We talked about how some church-folk want to define people who are homosexual strictly by their sex lives, as though that were the whole of their being -- and how some people who are homosexual actually define themselves the same way.  But, I asked, couldn't we share interests in movies, art, culture, food, sense of humor, and a million other things...?  Surely, there are more aspects to a person, and bases for legitimate friendship, even in the midst of our mutual fallenness.

We talked about the nature of hate:  Was it "hate" for someone to say what I'd just said, about brokenness, about disorder?  Must one hate an alcoholic by recognizing, and lamenting, the alcoholism?  Is it "hate" when I object to my own behavior?  Is it "love" to applaud another's march to pain?  And we talked about the "short of the mark" nature of the term "sin". 

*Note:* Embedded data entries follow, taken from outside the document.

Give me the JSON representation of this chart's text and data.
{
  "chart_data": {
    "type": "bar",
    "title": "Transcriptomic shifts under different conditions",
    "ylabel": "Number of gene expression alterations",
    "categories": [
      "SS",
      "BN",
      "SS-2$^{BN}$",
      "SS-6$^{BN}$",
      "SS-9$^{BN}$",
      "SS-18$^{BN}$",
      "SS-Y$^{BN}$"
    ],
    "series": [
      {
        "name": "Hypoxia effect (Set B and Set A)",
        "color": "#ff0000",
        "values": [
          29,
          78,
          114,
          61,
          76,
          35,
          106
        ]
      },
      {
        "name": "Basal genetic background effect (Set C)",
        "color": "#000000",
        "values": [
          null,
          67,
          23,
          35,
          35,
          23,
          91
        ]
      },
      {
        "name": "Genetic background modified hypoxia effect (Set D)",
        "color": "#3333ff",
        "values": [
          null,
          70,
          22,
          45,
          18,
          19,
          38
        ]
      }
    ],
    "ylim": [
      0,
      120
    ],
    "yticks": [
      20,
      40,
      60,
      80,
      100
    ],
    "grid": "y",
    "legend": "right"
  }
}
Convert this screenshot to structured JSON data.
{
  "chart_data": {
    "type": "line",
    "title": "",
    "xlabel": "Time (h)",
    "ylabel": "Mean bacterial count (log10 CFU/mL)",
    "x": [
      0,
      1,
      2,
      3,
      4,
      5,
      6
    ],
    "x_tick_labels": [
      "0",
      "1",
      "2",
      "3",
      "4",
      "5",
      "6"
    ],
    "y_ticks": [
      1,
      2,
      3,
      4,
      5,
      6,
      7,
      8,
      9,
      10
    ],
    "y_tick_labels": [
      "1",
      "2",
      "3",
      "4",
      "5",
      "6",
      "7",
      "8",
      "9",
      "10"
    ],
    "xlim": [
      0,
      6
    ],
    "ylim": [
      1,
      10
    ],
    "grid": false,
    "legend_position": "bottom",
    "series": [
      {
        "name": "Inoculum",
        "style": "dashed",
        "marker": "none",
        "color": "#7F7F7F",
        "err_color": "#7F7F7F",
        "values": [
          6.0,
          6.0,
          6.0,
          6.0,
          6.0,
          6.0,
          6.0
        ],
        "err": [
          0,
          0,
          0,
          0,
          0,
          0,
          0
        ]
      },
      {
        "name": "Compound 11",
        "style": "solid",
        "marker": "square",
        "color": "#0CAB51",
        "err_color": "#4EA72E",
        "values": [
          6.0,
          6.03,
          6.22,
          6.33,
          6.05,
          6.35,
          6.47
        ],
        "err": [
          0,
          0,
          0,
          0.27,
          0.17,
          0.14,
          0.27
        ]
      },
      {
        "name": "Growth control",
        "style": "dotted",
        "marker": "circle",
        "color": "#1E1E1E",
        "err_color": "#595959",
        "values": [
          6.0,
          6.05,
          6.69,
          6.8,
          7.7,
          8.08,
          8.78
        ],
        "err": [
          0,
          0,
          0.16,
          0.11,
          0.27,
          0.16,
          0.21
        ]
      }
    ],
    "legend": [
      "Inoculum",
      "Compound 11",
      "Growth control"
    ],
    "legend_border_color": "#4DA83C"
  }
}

We talked about Jesus, and how yes, He'd had very strong words for people who thought they, themselves, were without sin. 

We talked about God's image -- male and female -- and what sex, and family, may represent.

We talked about the fact that I'd eaten five giant bagels, toasted, just sitting there.  He was alarmed and amused.

We talked...and the bagel-place for three-and-a-half hours.  I liked him. 


I asked him if he thought I hated him.  He said no, he didn't.  He hadn't expected the conversation we'd had.  He said he got the impression, actually, that I felt sorry for him.   He said he understood that I was convinced that his homosexuality, ultimately, was not his plan, but was the result of brokenness, and that I was concerned for him.  But no, I didn't hate him, that was apparent.

I told him I did feel sorry for him, I couldn't help it, and I kind of feel sorry for all of us.

We got ready to leave, realizing we'd talked a ridiculously long time, given our plastic-seated, bagel-themed environs.  I told him -- and I believed and believe this -- I can always be wrong.   Could he make the same statement?

He thought about it.  I told him, "I think -- I don't know, but I think -- if we honestly asked God, cried out to God, begged Him, open-mindedly, to show us the right way, I think we'll wind up in agreement on this.  It may be twenty years, but I honestly think he would honor our prayers."

I told him I'd earnestly ask.  He agreed to do the same thing.


One more thing, I said:  "And if I'm wrong, about anything, I want to know.  I honestly do.  I'm convinced on this, but if I'm shown otherwise, I will change my thinking on this.  I want you to know that."

He said that was cool.  He appreciated it.  Ultimately, God's the authority, and we have to submit to Him.

I asked him if he would do the same thing.  I told him I knew -- it would be much, much harder for him.  But IF he were completely convinced that this was not what God wanted for his sexuality, that it was actually hindering him from being who God wants him to be, if he were somehow convinced...

Would he change?  Would he submit that aspect of his life to God?

He paused and 

"Honestly?  No.  I know this doesn't sound good, but  I wouldn't." 


We shook hands, and I told him I admired his honesty, but I think we were both kind of sad.  And I told him I was glad he'd called me, and it would be cool to hang out again, but, he was moving to D.C.  It's been several years, but I was thinking about him tonight.